Lucas 2,39-40 y 51-52

 Notas

* La imagen de la «casita de Nazaret», una casa pobre, donde María cose en paz y José en un cuarto trasero aserra madera ayudado por el niño Jesús no se corresponde con la realidad de aquel lugar ni de aquel tiempo. Las casas de Nazaret se hacían aprovechando las cuevas naturales de la colina en donde estaba asentada la aldea. Eran pequeñísimas. Prácticamente sólo se usaban para dormir y lo más habitual era que vivieran dentro de cada una muchas personas, pues las familias eran numerosas y las obligaciones de los hijos para con sus padres, sus hermanos, sus primos, eran algo sagrado que todos respetaban. El ambiente era de gran pobreza. Se vivía al día, con el agobio continuo para el padre de familia de conseguir algún trabajo. Las mujeres trabajaban también, no sólo en los oficios de la casa sino en las tareas agrícolas ayudando a sus maridos. Este fue el marco donde Jesús se crió.

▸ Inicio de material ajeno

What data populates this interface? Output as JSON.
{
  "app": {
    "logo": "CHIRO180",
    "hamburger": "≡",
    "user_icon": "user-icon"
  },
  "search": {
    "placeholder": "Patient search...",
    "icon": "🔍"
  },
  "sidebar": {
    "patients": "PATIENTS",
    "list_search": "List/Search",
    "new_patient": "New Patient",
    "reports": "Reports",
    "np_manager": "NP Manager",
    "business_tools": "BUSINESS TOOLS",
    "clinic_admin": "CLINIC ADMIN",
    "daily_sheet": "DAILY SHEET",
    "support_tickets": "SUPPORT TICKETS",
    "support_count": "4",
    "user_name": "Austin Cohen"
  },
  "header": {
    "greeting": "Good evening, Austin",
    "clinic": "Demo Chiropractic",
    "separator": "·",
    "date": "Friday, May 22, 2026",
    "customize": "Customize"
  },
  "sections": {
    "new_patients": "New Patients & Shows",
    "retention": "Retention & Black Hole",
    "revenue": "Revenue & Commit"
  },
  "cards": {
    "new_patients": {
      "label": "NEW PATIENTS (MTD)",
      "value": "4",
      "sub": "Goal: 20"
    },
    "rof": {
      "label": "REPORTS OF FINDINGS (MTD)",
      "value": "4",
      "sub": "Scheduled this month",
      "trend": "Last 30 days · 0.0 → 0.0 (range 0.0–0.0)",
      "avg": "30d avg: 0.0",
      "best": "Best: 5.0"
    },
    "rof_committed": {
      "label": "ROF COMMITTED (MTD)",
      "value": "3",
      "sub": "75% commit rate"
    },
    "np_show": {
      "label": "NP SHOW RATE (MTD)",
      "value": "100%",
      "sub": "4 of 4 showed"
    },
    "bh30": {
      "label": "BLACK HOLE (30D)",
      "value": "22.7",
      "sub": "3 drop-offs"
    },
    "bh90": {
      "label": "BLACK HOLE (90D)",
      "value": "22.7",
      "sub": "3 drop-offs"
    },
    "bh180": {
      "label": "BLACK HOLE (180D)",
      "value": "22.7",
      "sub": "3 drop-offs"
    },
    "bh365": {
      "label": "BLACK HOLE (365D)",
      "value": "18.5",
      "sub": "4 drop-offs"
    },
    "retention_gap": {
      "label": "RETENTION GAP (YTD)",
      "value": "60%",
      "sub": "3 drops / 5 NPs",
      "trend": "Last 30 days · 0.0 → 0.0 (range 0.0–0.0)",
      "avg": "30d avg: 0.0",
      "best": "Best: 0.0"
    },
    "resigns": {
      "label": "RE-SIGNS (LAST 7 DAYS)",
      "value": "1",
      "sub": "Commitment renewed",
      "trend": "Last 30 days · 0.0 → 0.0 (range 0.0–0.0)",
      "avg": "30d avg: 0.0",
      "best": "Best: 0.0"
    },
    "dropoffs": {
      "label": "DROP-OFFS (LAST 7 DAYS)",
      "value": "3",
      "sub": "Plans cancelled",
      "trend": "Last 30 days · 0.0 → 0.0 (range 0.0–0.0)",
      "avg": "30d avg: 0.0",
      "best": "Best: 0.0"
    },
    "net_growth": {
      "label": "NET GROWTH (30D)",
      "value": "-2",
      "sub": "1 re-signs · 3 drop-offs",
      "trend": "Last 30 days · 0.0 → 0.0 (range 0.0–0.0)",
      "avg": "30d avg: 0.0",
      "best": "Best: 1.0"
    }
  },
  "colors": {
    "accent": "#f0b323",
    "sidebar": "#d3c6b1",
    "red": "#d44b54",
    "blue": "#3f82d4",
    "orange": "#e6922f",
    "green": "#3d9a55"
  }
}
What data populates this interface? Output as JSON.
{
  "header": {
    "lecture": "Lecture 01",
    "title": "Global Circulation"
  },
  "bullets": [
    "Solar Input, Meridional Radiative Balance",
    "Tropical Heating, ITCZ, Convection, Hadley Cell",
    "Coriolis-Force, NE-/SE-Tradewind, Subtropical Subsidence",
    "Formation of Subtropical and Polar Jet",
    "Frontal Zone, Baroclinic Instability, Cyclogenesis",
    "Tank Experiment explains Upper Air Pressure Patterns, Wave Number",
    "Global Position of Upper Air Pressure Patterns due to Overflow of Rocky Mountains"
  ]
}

* Desde los cinco años los niños varones debían asistir a la escuela. Las escuelas dependían de la sinagoga local. En la sinagoga, donde cada sábado se reunía la comunidad a rezar y a escuchar las Escrituras, aprendían los niños a leer. No se consideraba que las niñas tuvieran necesidad de saber y las dedicaban a ayudar en los oficios domésticos. Sólo las niñas de familias mejor situadas de la capital recibían alguna instrucción. Los niños aprendían a leer en los textos de las Escrituras. La educación general terminaba a los doce años, cuando el muchacho llegaba a la pubertad y se convertía legalmente en adulto. Los más destacados en el aprendizaje continuaban su instrucción. La enseñanza no era sólo un aprendizaje mecánico de unir palabras y frases, sino un modo de familiarizar a los pequeños con la historia del pueblo, la tradición de sus mayores y las leyes de Dios. El ideal era que al terminar su instrucción básica el joven supiera de memoria casi todas las Escrituras.

* De lo que fue la vida de Jesús durante los largos años de su infancia, su adolescencia y su juventud no dice nada el evangelio. Sólo el relato de Jesús a los doce años perdido en el Templo de Jerusalén rompe este silencio. Esto indica que la vida de Jesús no tuvo absolutamente nada de espe­cial durante este prolongado período de tiempo. El evangelista Lucas dice únicamente que «el niño crecía en edad, en sabiduría y en gracia» como cualquier ser humano.